‘I’m Not a Photo Prop’: PETA Billboard Slams Oswald’s Bear Ranch
For Immediate Release:
July 12, 2021
Contact:
Megan Wiltsie 202-483-7382
Smack dab in the middle of summer vacation season, PETA has posted an enormous billboard on U.S. Route 127 warning people that vulnerable cubs suffer when they’re forced into photo ops and public handling encounters at Oswald’s Bear Ranch, a notorious roadside zoo in the Upper Peninsula. The billboard urges drivers to avoid the place at all costs.
“Oswald’s Bear Ranch is making money from unsuspecting, well-intentioned tourists, and if this terrified bear cub could talk, she’d ask them to stay away,” says PETA Foundation Associate Director of Captive Animal Law Enforcement Debbie Metzler. “PETA is asking anyone with a heart to keep right on driving past this abusive operation.”

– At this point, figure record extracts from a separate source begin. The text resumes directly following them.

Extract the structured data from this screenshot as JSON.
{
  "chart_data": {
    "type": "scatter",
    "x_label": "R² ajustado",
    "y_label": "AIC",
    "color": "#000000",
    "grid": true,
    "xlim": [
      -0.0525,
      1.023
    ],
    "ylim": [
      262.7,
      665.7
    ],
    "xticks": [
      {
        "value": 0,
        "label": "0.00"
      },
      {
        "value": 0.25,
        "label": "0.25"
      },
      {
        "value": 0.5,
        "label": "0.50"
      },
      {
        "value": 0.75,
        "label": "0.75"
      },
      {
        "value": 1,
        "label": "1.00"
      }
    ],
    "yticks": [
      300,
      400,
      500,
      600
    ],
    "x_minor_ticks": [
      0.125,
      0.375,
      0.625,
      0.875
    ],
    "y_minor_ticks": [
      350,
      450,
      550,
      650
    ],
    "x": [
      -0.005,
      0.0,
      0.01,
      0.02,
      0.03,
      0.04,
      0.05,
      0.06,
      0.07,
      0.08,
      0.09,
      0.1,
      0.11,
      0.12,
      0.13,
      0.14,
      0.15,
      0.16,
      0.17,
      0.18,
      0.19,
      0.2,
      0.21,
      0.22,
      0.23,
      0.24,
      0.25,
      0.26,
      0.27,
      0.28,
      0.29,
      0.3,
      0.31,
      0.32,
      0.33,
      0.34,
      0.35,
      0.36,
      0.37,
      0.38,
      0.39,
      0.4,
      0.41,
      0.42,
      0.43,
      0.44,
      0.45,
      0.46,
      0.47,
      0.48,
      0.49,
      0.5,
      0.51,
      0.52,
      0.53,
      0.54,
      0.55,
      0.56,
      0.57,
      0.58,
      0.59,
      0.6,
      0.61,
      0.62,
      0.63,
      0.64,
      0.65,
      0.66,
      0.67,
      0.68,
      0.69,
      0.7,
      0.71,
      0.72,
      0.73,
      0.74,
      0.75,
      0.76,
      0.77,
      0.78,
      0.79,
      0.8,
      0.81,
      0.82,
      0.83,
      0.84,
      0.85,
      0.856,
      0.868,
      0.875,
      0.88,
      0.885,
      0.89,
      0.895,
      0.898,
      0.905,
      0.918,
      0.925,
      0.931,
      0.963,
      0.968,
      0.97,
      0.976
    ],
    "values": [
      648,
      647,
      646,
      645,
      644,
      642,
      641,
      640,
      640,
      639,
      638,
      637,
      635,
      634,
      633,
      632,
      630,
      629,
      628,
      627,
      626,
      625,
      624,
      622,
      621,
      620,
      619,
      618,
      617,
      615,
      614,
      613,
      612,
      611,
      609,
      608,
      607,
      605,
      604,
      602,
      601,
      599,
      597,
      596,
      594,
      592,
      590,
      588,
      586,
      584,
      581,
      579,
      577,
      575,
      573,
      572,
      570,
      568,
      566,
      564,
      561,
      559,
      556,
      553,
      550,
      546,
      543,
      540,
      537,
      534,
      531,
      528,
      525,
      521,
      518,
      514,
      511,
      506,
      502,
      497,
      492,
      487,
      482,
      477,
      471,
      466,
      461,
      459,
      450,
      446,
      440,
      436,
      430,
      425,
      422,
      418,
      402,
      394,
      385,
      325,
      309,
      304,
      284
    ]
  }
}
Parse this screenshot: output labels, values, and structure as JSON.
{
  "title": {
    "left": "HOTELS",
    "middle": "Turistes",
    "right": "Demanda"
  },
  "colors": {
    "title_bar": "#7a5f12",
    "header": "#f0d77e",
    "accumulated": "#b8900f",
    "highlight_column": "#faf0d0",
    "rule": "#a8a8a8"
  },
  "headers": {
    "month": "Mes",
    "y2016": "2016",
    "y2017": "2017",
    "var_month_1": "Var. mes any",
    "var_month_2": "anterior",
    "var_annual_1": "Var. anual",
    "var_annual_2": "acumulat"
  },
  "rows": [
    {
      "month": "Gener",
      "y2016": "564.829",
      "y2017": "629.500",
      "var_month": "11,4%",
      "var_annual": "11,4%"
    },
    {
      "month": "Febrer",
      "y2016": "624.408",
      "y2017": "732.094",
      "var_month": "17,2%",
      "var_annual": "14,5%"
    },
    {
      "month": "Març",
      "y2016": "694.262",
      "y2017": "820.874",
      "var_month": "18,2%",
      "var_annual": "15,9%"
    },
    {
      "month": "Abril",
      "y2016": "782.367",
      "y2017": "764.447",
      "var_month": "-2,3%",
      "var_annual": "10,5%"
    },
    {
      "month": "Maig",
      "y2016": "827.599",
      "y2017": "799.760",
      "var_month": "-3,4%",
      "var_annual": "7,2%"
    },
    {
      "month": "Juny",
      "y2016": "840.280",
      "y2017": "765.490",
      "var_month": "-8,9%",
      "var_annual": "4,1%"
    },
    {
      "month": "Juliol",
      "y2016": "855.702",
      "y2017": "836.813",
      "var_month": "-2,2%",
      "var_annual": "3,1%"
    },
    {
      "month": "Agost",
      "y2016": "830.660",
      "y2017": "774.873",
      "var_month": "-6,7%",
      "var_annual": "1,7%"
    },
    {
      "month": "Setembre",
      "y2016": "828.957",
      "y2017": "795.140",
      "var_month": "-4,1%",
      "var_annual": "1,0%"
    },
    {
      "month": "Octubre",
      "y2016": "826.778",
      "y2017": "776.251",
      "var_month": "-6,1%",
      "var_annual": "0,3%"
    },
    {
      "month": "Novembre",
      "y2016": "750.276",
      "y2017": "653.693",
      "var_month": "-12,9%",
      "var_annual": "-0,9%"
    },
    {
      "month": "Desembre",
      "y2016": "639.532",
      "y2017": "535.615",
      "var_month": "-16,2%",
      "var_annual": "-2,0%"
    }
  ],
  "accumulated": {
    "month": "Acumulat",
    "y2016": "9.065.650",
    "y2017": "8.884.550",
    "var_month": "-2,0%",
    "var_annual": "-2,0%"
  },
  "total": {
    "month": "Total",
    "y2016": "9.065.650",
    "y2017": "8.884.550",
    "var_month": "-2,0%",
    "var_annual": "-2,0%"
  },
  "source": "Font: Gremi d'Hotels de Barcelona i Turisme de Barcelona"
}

Cubs at Oswald’s have been seen pacing, crying out, and biting cages in apparent distress, and the roadside zoo has been cited for physically abusing a cub, allowing a cub to injure a guest, and endangering children by permitting them to hand-feed cubs. Bears have also died there in terrible ways: One was shot after escaping from an enclosure, another suffered a fatal “drug overdose,” and some have even been slaughtered.
PETA—whose motto reads, in part, that “animals are not ours to use for entertainment”—opposes speciesism, a human-supremacist worldview. For more information, please visit PETA.org or follow the group on Twitter, Facebook, or Instagram.
The billboard is located on the highway, half a mile north of Lake Lansing Road.